Scenario
You're the first engineer at Homemade. The founder, Joel, is presenting the product in 48 hours to a program manager at Seattle Children's Hospital who oversees their oncology family support program.
The feature he needs to demo: a family texts the app and says, "I don't have heavy cream for this soup — what can I swap?" The app returns a smart substitution suggestion that respects the family's dietary guidelines (in this case: low-fat, low-sodium). The family is at the hospital. They're on their phone. They need it to work.
Your job: build the recipe display and ingredient substitution feature as a proof-of-concept, then write a short architecture document explaining how it works and what it would take to go from here to production.
This is not a full product build. You have roughly 30–35 minutes of working time plus 5–7 minutes to record your walkthrough video. Build to demonstrate your thinking, not to ship.

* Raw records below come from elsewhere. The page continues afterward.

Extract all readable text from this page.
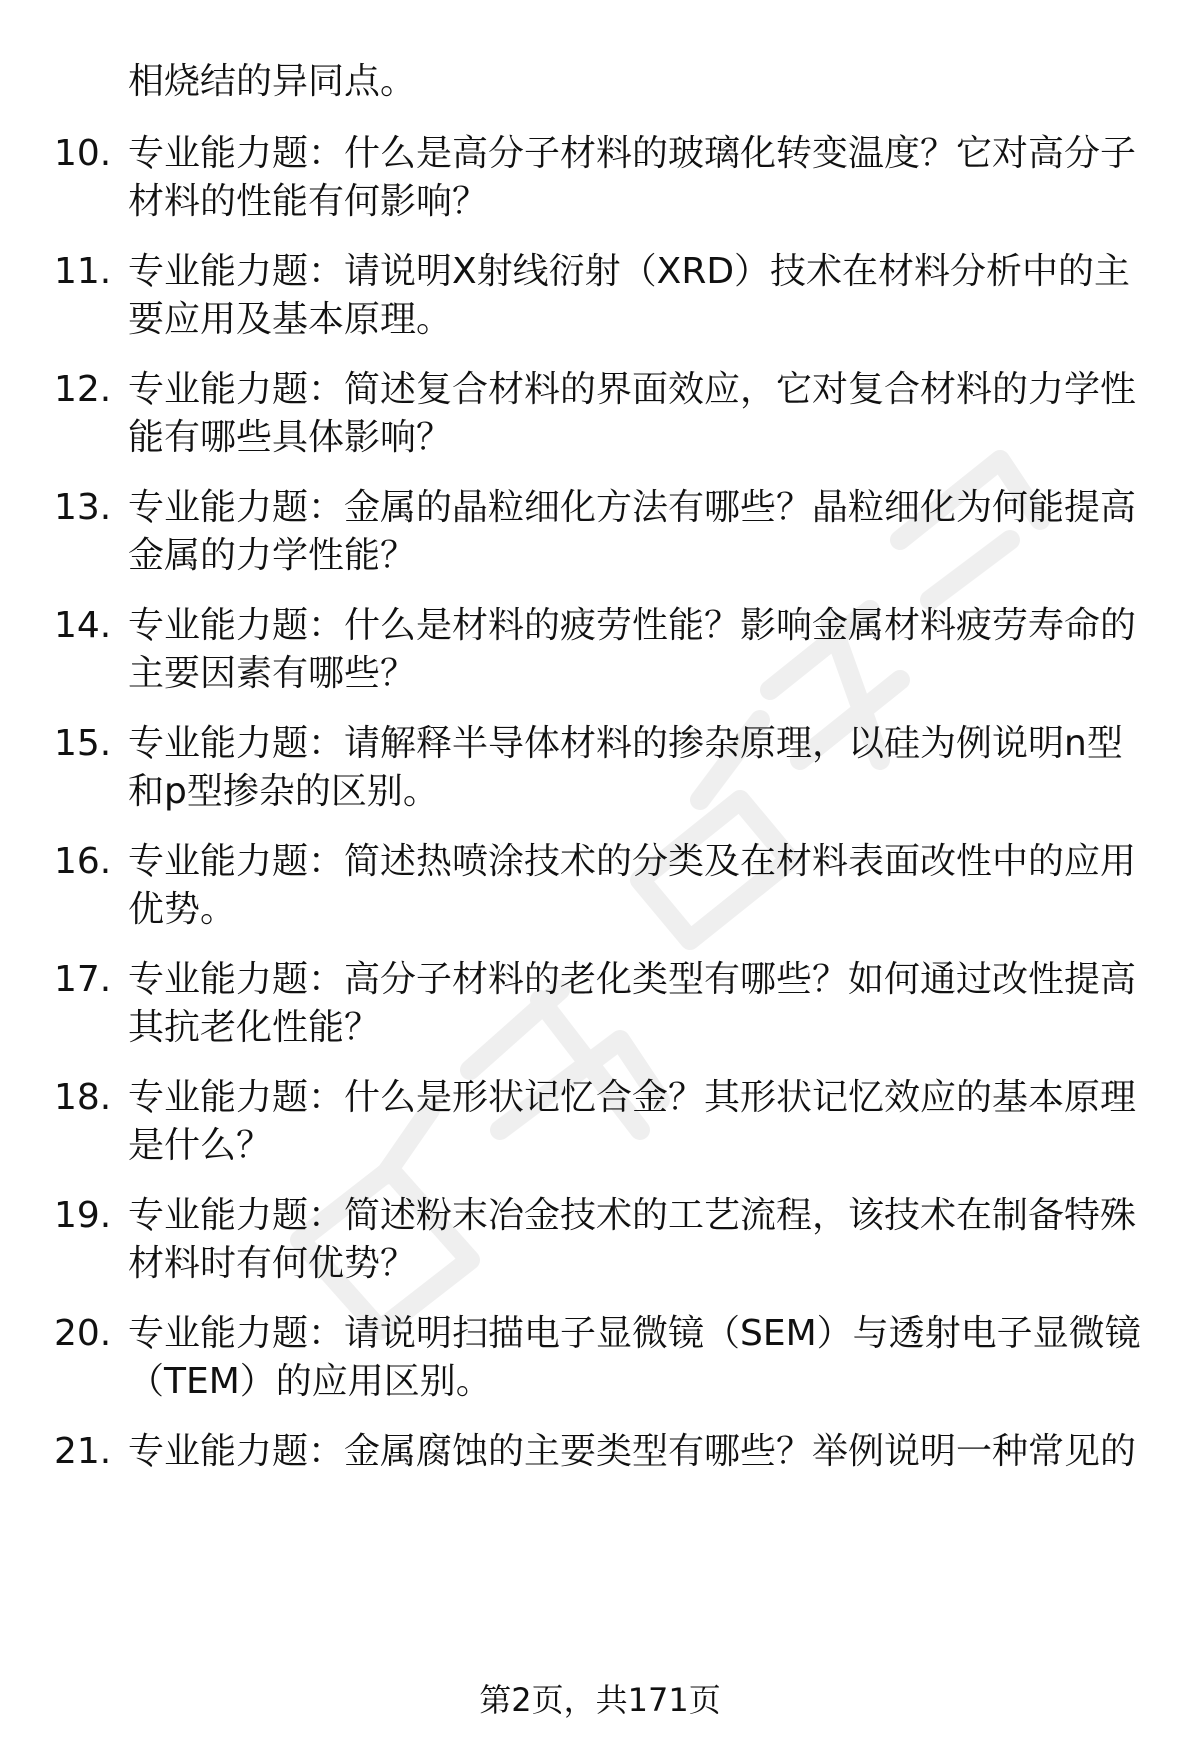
相烧结的异同点。
10. 专业能力题：什么是高分子材料的玻璃化转变温度？它对高分子
材料的性能有何影响？
11. 专业能力题：请说明X射线衍射（XRD）技术在材料分析中的主
要应用及基本原理。
12. 专业能力题：简述复合材料的界面效应，它对复合材料的力学性
能有哪些具体影响？
13. 专业能力题：金属的晶粒细化方法有哪些？晶粒细化为何能提高
金属的力学性能？
14. 专业能力题：什么是材料的疲劳性能？影响金属材料疲劳寿命的
主要因素有哪些？
15. 专业能力题：请解释半导体材料的掺杂原理，以硅为例说明n型
和p型掺杂的区别。
16. 专业能力题：简述热喷涂技术的分类及在材料表面改性中的应用
优势。
17. 专业能力题：高分子材料的老化类型有哪些？如何通过改性提高
其抗老化性能？
18. 专业能力题：什么是形状记忆合金？其形状记忆效应的基本原理
是什么？
19. 专业能力题：简述粉末冶金技术的工艺流程，该技术在制备特殊
材料时有何优势？
20. 专业能力题：请说明扫描电子显微镜（SEM）与透射电子显微镜
（TEM）的应用区别。
21. 专业能力题：金属腐蚀的主要类型有哪些？举例说明一种常见的
第2页，共171页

You may use any programming language, framework, or LLM provider you like (Claude, GPT, Gemini, or any other). The point is not which tools you pick — it is how you use them.
Constraints to Consider
AI Usage Guidance
We expect you to use AI tools. We evaluate how you use them, not whether you use them. Evidence of iteration, redirection, and critical evaluation scores higher than a polished output with no process documentation.
The single highest-signal indicator: your video answer to the mandatory AI question. If you cannot name a specific moment where you redirected AI output, evaluators will assume you did not.
Mandatory AI question for your video: Walk me through one moment where you disagreed with, pushed back on, or redirected what the AI gave you, and what you did instead. Name the specific moment. Explain what the AI produced that didn't meet the bar, what you did differently, and why.
Communication note: Speak naturally. This is a technical role; we assess clarity of ideas and reasoning, not verbal polish, accent, or filler words.